It happens to the best of us… You wake up one morning to a flood of text messages. Friends and family are saying that they’re getting emails containing weird links from you – or that they’re being spammed with messages containing urgent pleas to wire them money.
Then it dawns on you… Your email account has been hacked.
Now what? What do you do if your email gets hacked?
Rest assured, you are not alone! The likelihood of becoming a victim of cybercrime is at an all-time high, and email-related attacks (like phishing) are some of the most common types of attacks. Even though being hacked might be becoming more and more common, it isn’t getting any less stressful or confusing.
Today, we’re going to discuss the best course of action to take if/when your email gets hacked. Here are several steps that can help you take back your account and harden your security:
1. Contact your IT professional ASAP
If a hacker gets access to your business email account, the first thing you should do is notify your IT help desk and follow their instructions. If you don’t have an IT guy or your personal email got hacked, you can proceed to the following steps.
2. Report the hack
Like reporting theft to the police, you need to contact your email provider and report the hack. Filing a report helps your email provider track scam-based behavior. Your email provider may also be able to offer details about the origin or nature of the attack.
3. Change your password
If you can still get into your email, you should change your password as soon as possible. This action will help prevent the hacker from getting back into your account.
When picking out your new “hacker-proof” password, consider the following:
- Don’t tell your password to anyone!
- Use a mix of upper and lowercase letters
- Use long passwords
- Change your passwords for sensitive websites
- Do not use the same password for everything
For more reading on creating indestructible passwords, check out this blog on ten password rules EVERYBODY should follow.
4. Change any other accounts with the same password
To err on the side of caution, ensure you change any other account passwords that use the same username and/or password as your compromised email. Hackers like to take advantage of people who reuse the same passwords across different accounts.
5. Notify your contacts
A hacker will most likely use your email account to send phishing emails to your entire address book. As soon as possible, send a message to all of your email contacts. Tell them NOT to open any emails from you because they could potentially contain malware.
6. Set up two-factor authentication
Say yes to multi-factor authenticators! If your bank or webmail offers you these extra security features, use them. It’s a handy way to make sure only you can access your account.
7. Update your security questions
While a compromised password is a likely reason as to why your account got hacked, it’s also possible that hackers broke into your account via security questions. When it comes to security questions, your best bet is to be unique. Many users choose the same answer to common security questions. According to a Google study, nearly 20% of American users answered, “pizza,” to the question, “What is your favorite food.” When coming up with answers, make sure they aren’t guessable or researchable.
8. Consider creating a new email address
Depending on the level of damage, you may want to consider creating a new email address. But as tempting as it is, don’t delete your compromised email address. Most email providers will recycle your old email address, which could allow the hacker to claim the account as their own.
9. Brush up on your phishing knowledge
Lastly, take the time to educate yourself on spam and phishing emails.

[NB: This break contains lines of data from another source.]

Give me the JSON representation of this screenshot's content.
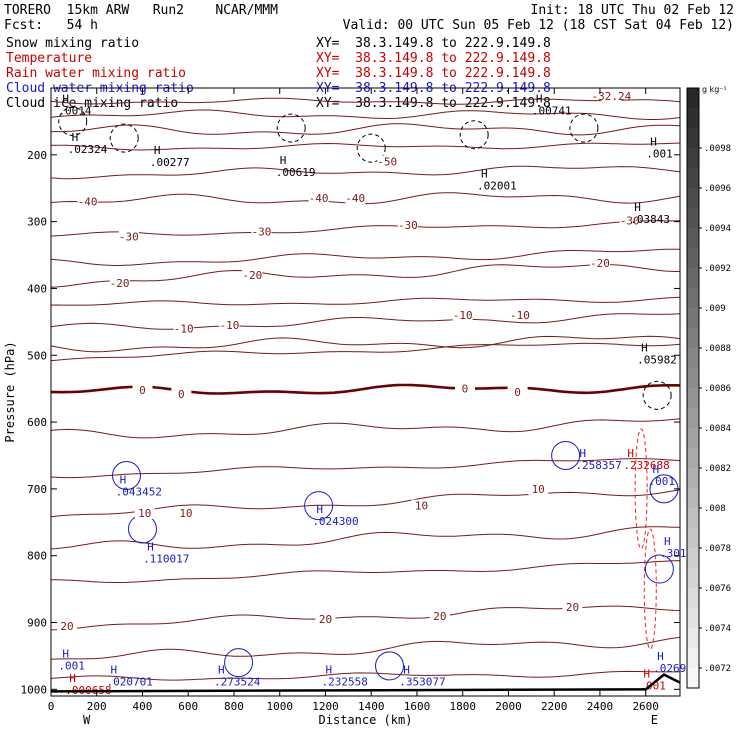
{
  "header": {
    "model": "TORERO  15km ARW   Run2    NCAR/MMM",
    "init": "Init: 18 UTC Thu 02 Feb 12",
    "fcst": "Fcst:   54 h",
    "valid": "Valid: 00 UTC Sun 05 Feb 12 (18 CST Sat 04 Feb 12)"
  },
  "fields": [
    {
      "name": "Snow mixing ratio",
      "xy": "XY=  38.3.149.8 to 222.9.149.8",
      "color": "#000000"
    },
    {
      "name": "Temperature",
      "xy": "XY=  38.3.149.8 to 222.9.149.8",
      "color": "#cc0000"
    },
    {
      "name": "Rain water mixing ratio",
      "xy": "XY=  38.3.149.8 to 222.9.149.8",
      "color": "#cc0000"
    },
    {
      "name": "Cloud water mixing ratio",
      "xy": "XY=  38.3.149.8 to 222.9.149.8",
      "color": "#1a1acc"
    },
    {
      "name": "Cloud ice mixing ratio",
      "xy": "XY=  38.3.149.8 to 222.9.149.8",
      "color": "#000000"
    }
  ],
  "colors": {
    "temperature": "#7a1a1a",
    "zero_isotherm": "#6b0000",
    "rain": "#ee2222",
    "cloud_water": "#1a1acc",
    "snow": "#000000",
    "ground": "#000000"
  },
  "chart_data": {
    "type": "contour-cross-section",
    "xlabel": "Distance (km)",
    "ylabel": "Pressure (hPa)",
    "xlim": [
      0,
      2750
    ],
    "ylim": [
      1010,
      100
    ],
    "x_ticks": [
      0,
      200,
      400,
      600,
      800,
      1000,
      1200,
      1400,
      1600,
      1800,
      2000,
      2200,
      2400,
      2600
    ],
    "y_ticks": [
      200,
      300,
      400,
      500,
      600,
      700,
      800,
      900,
      1000
    ],
    "west_label": "W",
    "east_label": "E",
    "colorbar": {
      "units": "g kg⁻¹",
      "labels": [
        ".0098",
        ".0096",
        ".0094",
        ".0092",
        ".009",
        ".0088",
        ".0086",
        ".0084",
        ".0082",
        ".008",
        ".0078",
        ".0076",
        ".0074",
        ".0072"
      ]
    },
    "temperature_contour_labels": [
      {
        "text": "-40",
        "x": 160,
        "p": 270
      },
      {
        "text": "-40",
        "x": 1170,
        "p": 265
      },
      {
        "text": "-40",
        "x": 1330,
        "p": 265
      },
      {
        "text": "-30",
        "x": 340,
        "p": 322
      },
      {
        "text": "-30",
        "x": 920,
        "p": 315
      },
      {
        "text": "-30",
        "x": 1560,
        "p": 305
      },
      {
        "text": "-30",
        "x": 2530,
        "p": 298
      },
      {
        "text": "-20",
        "x": 300,
        "p": 392
      },
      {
        "text": "-20",
        "x": 880,
        "p": 380
      },
      {
        "text": "-20",
        "x": 2400,
        "p": 362
      },
      {
        "text": "-10",
        "x": 580,
        "p": 460
      },
      {
        "text": "-10",
        "x": 780,
        "p": 455
      },
      {
        "text": "-10",
        "x": 1800,
        "p": 440
      },
      {
        "text": "-10",
        "x": 2050,
        "p": 440
      },
      {
        "text": "0",
        "x": 400,
        "p": 552
      },
      {
        "text": "0",
        "x": 570,
        "p": 558
      },
      {
        "text": "0",
        "x": 1810,
        "p": 550
      },
      {
        "text": "0",
        "x": 2040,
        "p": 555
      },
      {
        "text": "10",
        "x": 410,
        "p": 736
      },
      {
        "text": "10",
        "x": 590,
        "p": 736
      },
      {
        "text": "10",
        "x": 1620,
        "p": 725
      },
      {
        "text": "10",
        "x": 2130,
        "p": 700
      },
      {
        "text": "20",
        "x": 70,
        "p": 905
      },
      {
        "text": "20",
        "x": 1200,
        "p": 895
      },
      {
        "text": "20",
        "x": 1700,
        "p": 890
      },
      {
        "text": "20",
        "x": 2280,
        "p": 877
      }
    ],
    "cold_labels": [
      {
        "text": "-50",
        "x": 1470,
        "p": 210
      },
      {
        "text": "-32.24",
        "x": 2450,
        "p": 112
      }
    ],
    "extrema": [
      {
        "text": ".02324",
        "x": 90,
        "p": 185,
        "color": "#000000"
      },
      {
        "text": ".00277",
        "x": 450,
        "p": 205,
        "color": "#000000"
      },
      {
        "text": ".00619",
        "x": 1000,
        "p": 220,
        "color": "#000000"
      },
      {
        "text": ".02001",
        "x": 1880,
        "p": 240,
        "color": "#000000"
      },
      {
        "text": ".03843",
        "x": 2550,
        "p": 290,
        "color": "#000000"
      },
      {
        "text": ".05982",
        "x": 2580,
        "p": 500,
        "color": "#000000"
      },
      {
        "text": ".00741",
        "x": 2120,
        "p": 128,
        "color": "#000000"
      },
      {
        "text": ".0014",
        "x": 50,
        "p": 128,
        "color": "#000000"
      },
      {
        "text": ".001",
        "x": 2620,
        "p": 192,
        "color": "#000000"
      },
      {
        "text": ".043452",
        "x": 300,
        "p": 698,
        "color": "#1a1acc"
      },
      {
        "text": ".024300",
        "x": 1160,
        "p": 742,
        "color": "#1a1acc"
      },
      {
        "text": ".110017",
        "x": 420,
        "p": 798,
        "color": "#1a1acc"
      },
      {
        "text": ".258357",
        "x": 2310,
        "p": 658,
        "color": "#1a1acc"
      },
      {
        "text": ".232688",
        "x": 2520,
        "p": 658,
        "color": "#cc0000"
      },
      {
        "text": ".001",
        "x": 2630,
        "p": 682,
        "color": "#1a1acc"
      },
      {
        "text": ".3017",
        "x": 2680,
        "p": 790,
        "color": "#1a1acc"
      },
      {
        "text": ".001",
        "x": 50,
        "p": 958,
        "color": "#1a1acc"
      },
      {
        "text": ".020701",
        "x": 260,
        "p": 982,
        "color": "#1a1acc"
      },
      {
        "text": ".273524",
        "x": 730,
        "p": 982,
        "color": "#1a1acc"
      },
      {
        "text": ".232558",
        "x": 1200,
        "p": 982,
        "color": "#1a1acc"
      },
      {
        "text": ".353077",
        "x": 1540,
        "p": 982,
        "color": "#1a1acc"
      },
      {
        "text": ".02697",
        "x": 2650,
        "p": 962,
        "color": "#1a1acc"
      },
      {
        "text": ".001",
        "x": 2590,
        "p": 988,
        "color": "#cc0000"
      },
      {
        "text": ".000658",
        "x": 80,
        "p": 995,
        "color": "#cc0000"
      }
    ]
  }
}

Did you know that 90% of modern data breaches now involve a phishing attack? These attacks usually consist of fake emails designed to look like they’re coming from a brand or institution that you trust. Their goal is to entice you to click a link or download an attachment which, in turn, helps them gain access to your valuable data.
For example, let’s say you get an email saying it is from Your Bank, but the email address is strange. The address is YourBank@hotmail.com. That should be a red flag. The sender’s email, especially from a bank, should not be using a public account like Hotmail, Gmail, Yahoo, etc. In fact, no reputable bank or company is ever going to ask you to ’authenticate’ information online.
Getting hacked can be scary, but following the steps outlined in this blog post will help you secure your account and data.